Au départ, l’un des principaux freins à l’adoption de l’échantillonnage GPS concernait l’aspect technologique. La mise en place et la gestion des points GPS demandent une certaine maîtrise des outils numériques. Avant mon arrivée sur la ferme, peu de personnes étaient réellement à l’aise avec ces technologies, ce qui rendait l’adoption plus complexe. Un temps d’apprentissage a donc été nécessaire.
Les résultats observés depuis l’implantation de cette méthode ont toutefois rapidement confirmé sa pertinence. L’échantillonnage par GPS a révélé d’importantes disparités dans les analyses de sol à l’intérieur de certains champs. Des zones que nous pensions uniformes, notamment en ce qui concerne le pH, présentaient en réalité des carences spécifiques. Ces différences seraient passées inaperçues avec une approche d’échantillonnage plus conventionnelle, basée sur un nombre limité de prélèvements.
L’application de la chaux à taux variable, guidée par les cartes issues de l’échantillonnage GPS, a permis d’améliorer significativement la précision des interventions. Dans certains champs, cela s’est traduit par une réduction des quantités de chaux appliquées, tandis que dans d’autres, les doses sont restées similaires, mais mieux réparties selon les besoins réels du sol. Cette approche a également permis d’ajuster la fertilisation de certains champs, notamment pour la potasse et d’autres éléments nutritifs, en fonction des résultats obtenus.

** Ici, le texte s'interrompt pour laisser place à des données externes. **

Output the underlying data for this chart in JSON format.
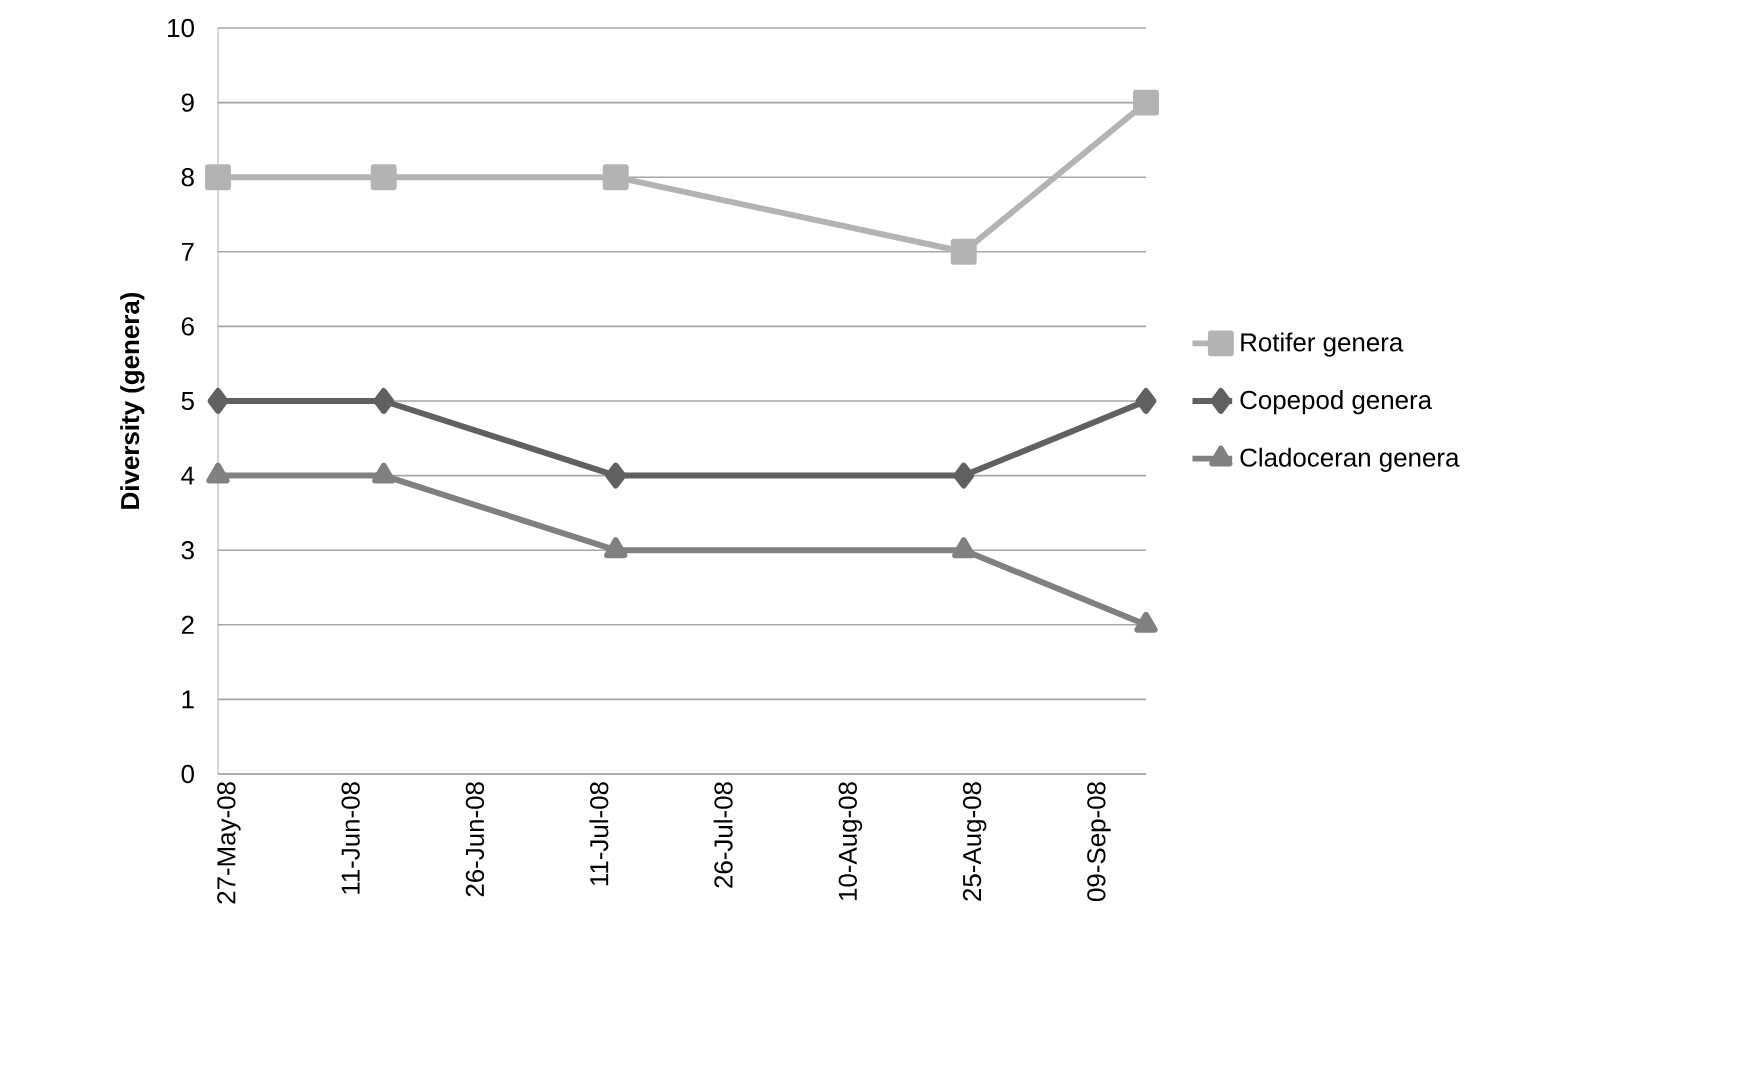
{
  "chart_data": {
    "type": "line",
    "ylabel": "Diversity (genera)",
    "x": [
      "2008-05-27",
      "2008-06-16",
      "2008-07-14",
      "2008-08-25",
      "2008-09-16"
    ],
    "xlim": [
      "2008-05-27",
      "2008-09-16"
    ],
    "xticks": [
      {
        "value": "2008-05-27",
        "label": "27-May-08"
      },
      {
        "value": "2008-06-11",
        "label": "11-Jun-08"
      },
      {
        "value": "2008-06-26",
        "label": "26-Jun-08"
      },
      {
        "value": "2008-07-11",
        "label": "11-Jul-08"
      },
      {
        "value": "2008-07-26",
        "label": "26-Jul-08"
      },
      {
        "value": "2008-08-10",
        "label": "10-Aug-08"
      },
      {
        "value": "2008-08-25",
        "label": "25-Aug-08"
      },
      {
        "value": "2008-09-09",
        "label": "09-Sep-08"
      }
    ],
    "ylim": [
      0,
      10
    ],
    "yticks": [
      0,
      1,
      2,
      3,
      4,
      5,
      6,
      7,
      8,
      9,
      10
    ],
    "grid": "y",
    "legend": "right",
    "line_style": "solid",
    "series": [
      {
        "name": "Rotifer genera",
        "color": "#b3b3b3",
        "marker": "square",
        "values": [
          8,
          8,
          8,
          7,
          9
        ]
      },
      {
        "name": "Copepod genera",
        "color": "#606060",
        "marker": "diamond",
        "values": [
          5,
          5,
          4,
          4,
          5
        ]
      },
      {
        "name": "Cladoceran genera",
        "color": "#808080",
        "marker": "triangle",
        "values": [
          4,
          4,
          3,
          3,
          2
        ]
      }
    ]
  }
}
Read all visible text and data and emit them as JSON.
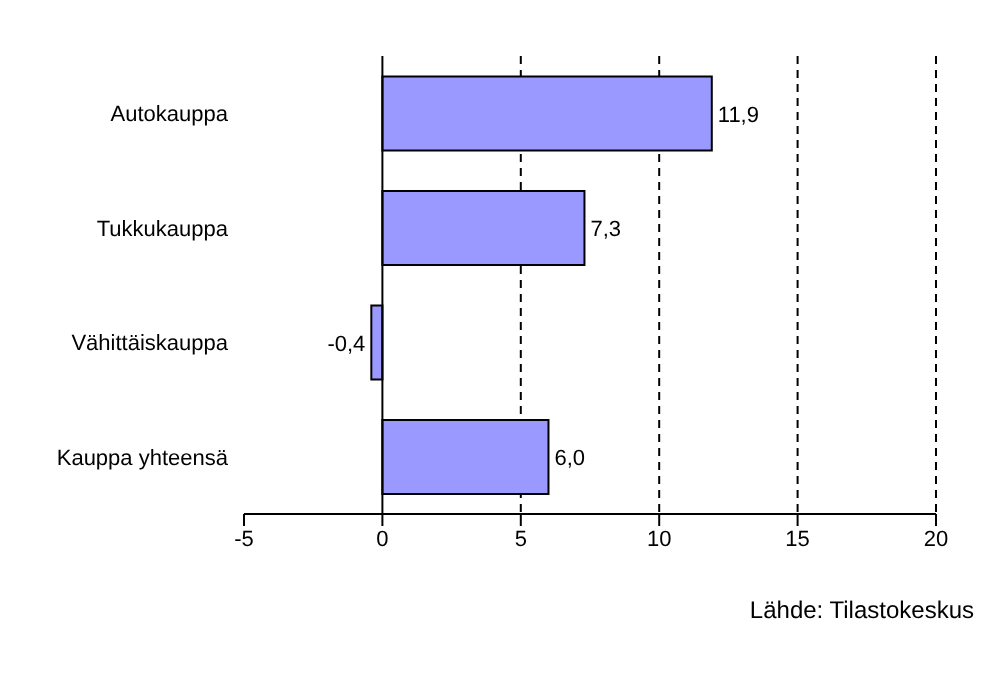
{
  "chart_data": {
    "type": "bar",
    "orientation": "horizontal",
    "categories": [
      "Autokauppa",
      "Tukkukauppa",
      "Vähittäiskauppa",
      "Kauppa yhteensä"
    ],
    "values": [
      11.9,
      7.3,
      -0.4,
      6.0
    ],
    "value_labels": [
      "11,9",
      "7,3",
      "-0,4",
      "6,0"
    ],
    "color": "#9999ff",
    "xlim": [
      -5,
      20
    ],
    "xticks": [
      -5,
      0,
      5,
      10,
      15,
      20
    ],
    "grid": "x",
    "legend": false,
    "annotations": [
      "Lähde: Tilastokeskus"
    ]
  }
}
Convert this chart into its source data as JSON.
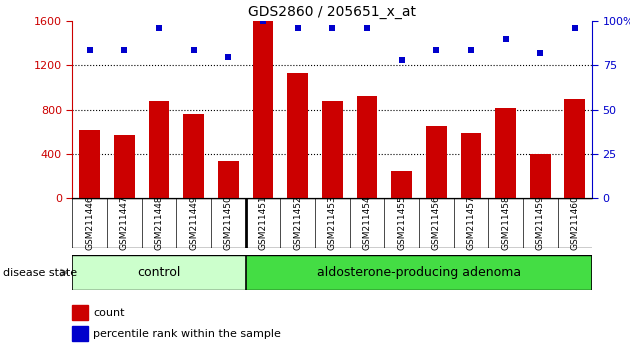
{
  "title": "GDS2860 / 205651_x_at",
  "samples": [
    "GSM211446",
    "GSM211447",
    "GSM211448",
    "GSM211449",
    "GSM211450",
    "GSM211451",
    "GSM211452",
    "GSM211453",
    "GSM211454",
    "GSM211455",
    "GSM211456",
    "GSM211457",
    "GSM211458",
    "GSM211459",
    "GSM211460"
  ],
  "counts": [
    620,
    570,
    880,
    760,
    340,
    1600,
    1130,
    880,
    920,
    250,
    650,
    590,
    820,
    400,
    900
  ],
  "percentiles": [
    84,
    84,
    96,
    84,
    80,
    100,
    96,
    96,
    96,
    78,
    84,
    84,
    90,
    82,
    96
  ],
  "control_count": 5,
  "ylim_left": [
    0,
    1600
  ],
  "ylim_right": [
    0,
    100
  ],
  "yticks_left": [
    0,
    400,
    800,
    1200,
    1600
  ],
  "yticks_right": [
    0,
    25,
    50,
    75,
    100
  ],
  "bar_color": "#cc0000",
  "scatter_color": "#0000cc",
  "control_bg": "#ccffcc",
  "adenoma_bg": "#44dd44",
  "tick_area_bg": "#cccccc",
  "disease_state_label": "disease state",
  "control_label": "control",
  "adenoma_label": "aldosterone-producing adenoma",
  "legend_count": "count",
  "legend_pct": "percentile rank within the sample"
}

Malgré les coûts supplémentaires liés à l’analyse de plusieurs échantillons en laboratoire, la rentabilité de l’échantillonnage GPS s’est manifestée rapidement. Les économies réalisées sur les intrants, combinées à une meilleure efficacité des applications, démontrent que cette approche représente un investissement judicieux à moyen et long terme.
Pour la gestion de l’échantillonnage et des données, nous utilisons la plateforme AgConnexion. Bien que l’apprentissage de l’outil ait demandé un certain temps, l’accompagnement d’un conseiller a facilité la transition. Aujourd’hui, nous sommes en mesure de produire nos propres cartes d’analyses de sol et de gérer l’échantillonnage de façon autonome.